The gas utilities are provided a time frame for bringing down the UFG level to internationally accepted standards, but have not been able to deliver the annual improvements. Pakistani authorities have requested the World Bank to review the proposed "Natural Gas Production Enhancement and Efficiency Project (NGPEEP)" for possible World Bank financing. No other donors/financiers are at the moment making funds available to the gas sector.
World Bank has agreed to provide technical assistance for capacity building and policy support to Pakistan and will provide four million US dollars to design a gas usage optimisation strategy based on a combination of national priorities and economic costs and benefits, implementation efficiency, and conservation measures. Enhance institutional capacity in petroleum sector governance, including the regulatory authority (OGRA).
To address the electricity shortages, Pakistan government has taken steps to fast-track the development of additional power generation capacity. Two medium-sized plants of 165MW and 225 MW, owned by independent power producers (IPPs), have recently been added, and a further 450 MW (in 2 IPPs) are likely to be added in 2010. The fast-track IPP projects and new, mostly oil-fuelled rental plants were expected to add about 2,000 MW of new capacity by end of 2009; however, seven of the rental plants, totalling about 1000 MW, will be delayed. Thus, loadshedding is likely to continue in 2010 as well.
In view of the weak fiscal position, the government is no longer able to subsidise the power sector to the same extent as in the past, and it has (a) committed to restrict subsidies to the power sector to Rs 55 billion (US $670 million) in FY10 and to cease all operating subsidies from the subsequent fiscal year.
Furthermore, the government has (b) amended the legislation to automatically (on a monthly basis) pass through to the end any changes in fuel prices and also make other quarterly tariff adjustments to cover changes in non-fuel costs; (c) agreed to allocate more gas to the power sector, thereby improving efficiency and reducing cost by diminishing the need to run the oil-based power plants; (d) taken on itself the burden of public policy-induced liabilities that were earlier vested with the power companies - by assuming debts and other liabilities that the power sector companies had incurred during FYs 07-09 to finance their operations; and (e) agreed with the above finance institutions to increase electricity tariffs by overall about 26 percent in the period from October 2009 through June 2010. Power tariffs were increased by 6 percent on October 1, 2009, by 12 percent on January 1, 2010, and further 6 percent increased in April 2010.

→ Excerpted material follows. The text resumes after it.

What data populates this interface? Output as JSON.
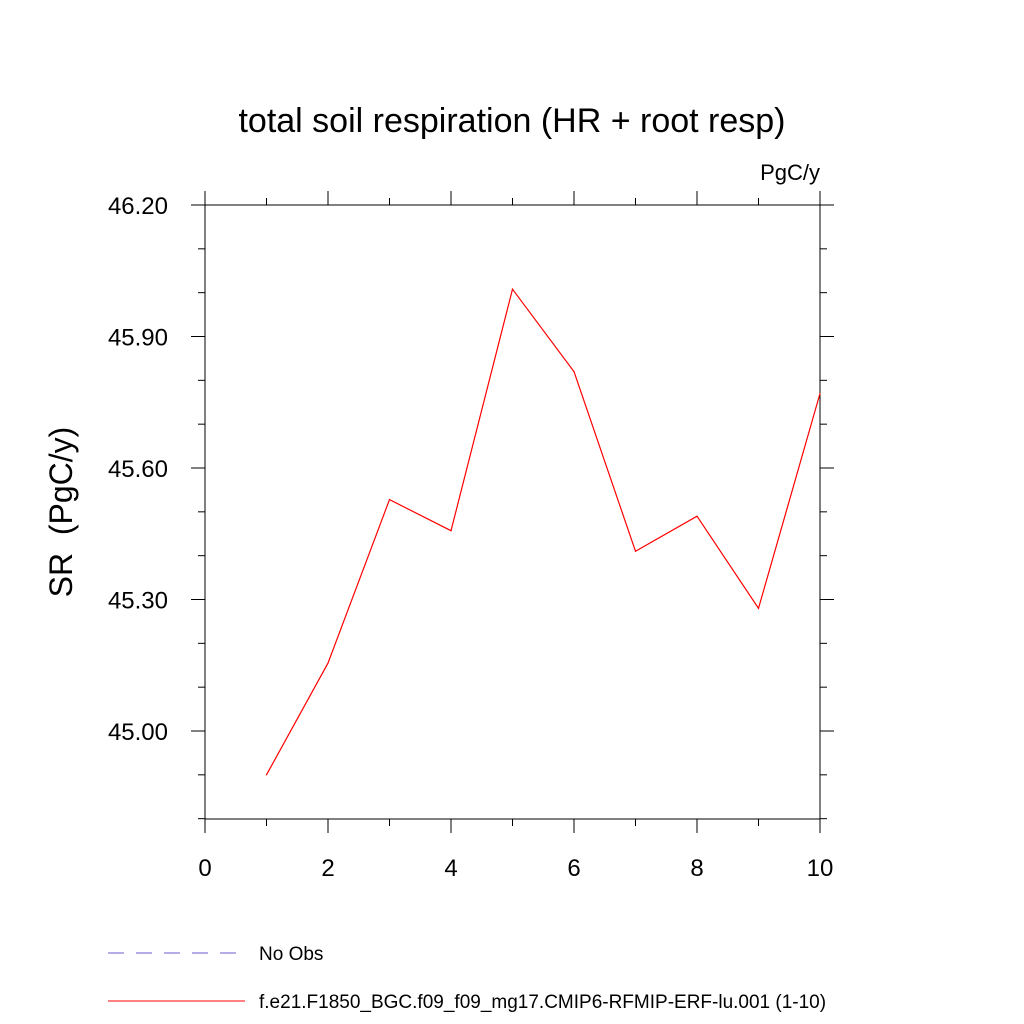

World Bank Project survey report revealed that Pakistan is quite well endowed with energy resources. An estimated 54 trillion cubic feet (TCF) of gas reserves have been discovered to date, and about 32 TCF (about 900 bill. m3) remain unproduced. In 2008, domestic gas production was about 1.3 TCF (37.5 bill. m3). About 937 million barrels of oil have been discovered, of which 354 million barrels remain unproduced.
The coal reserves are estimated to 185 billion tonnes, nearly all located in the Thar Desert in Sindh province. Notably, Pakistan also has a hydropower potential of about 40,000 MW, of which about 6,450 MW has been developed - the remaining economically exploitable potential is around 20,000 MW (or more as alternative fuel costs rise).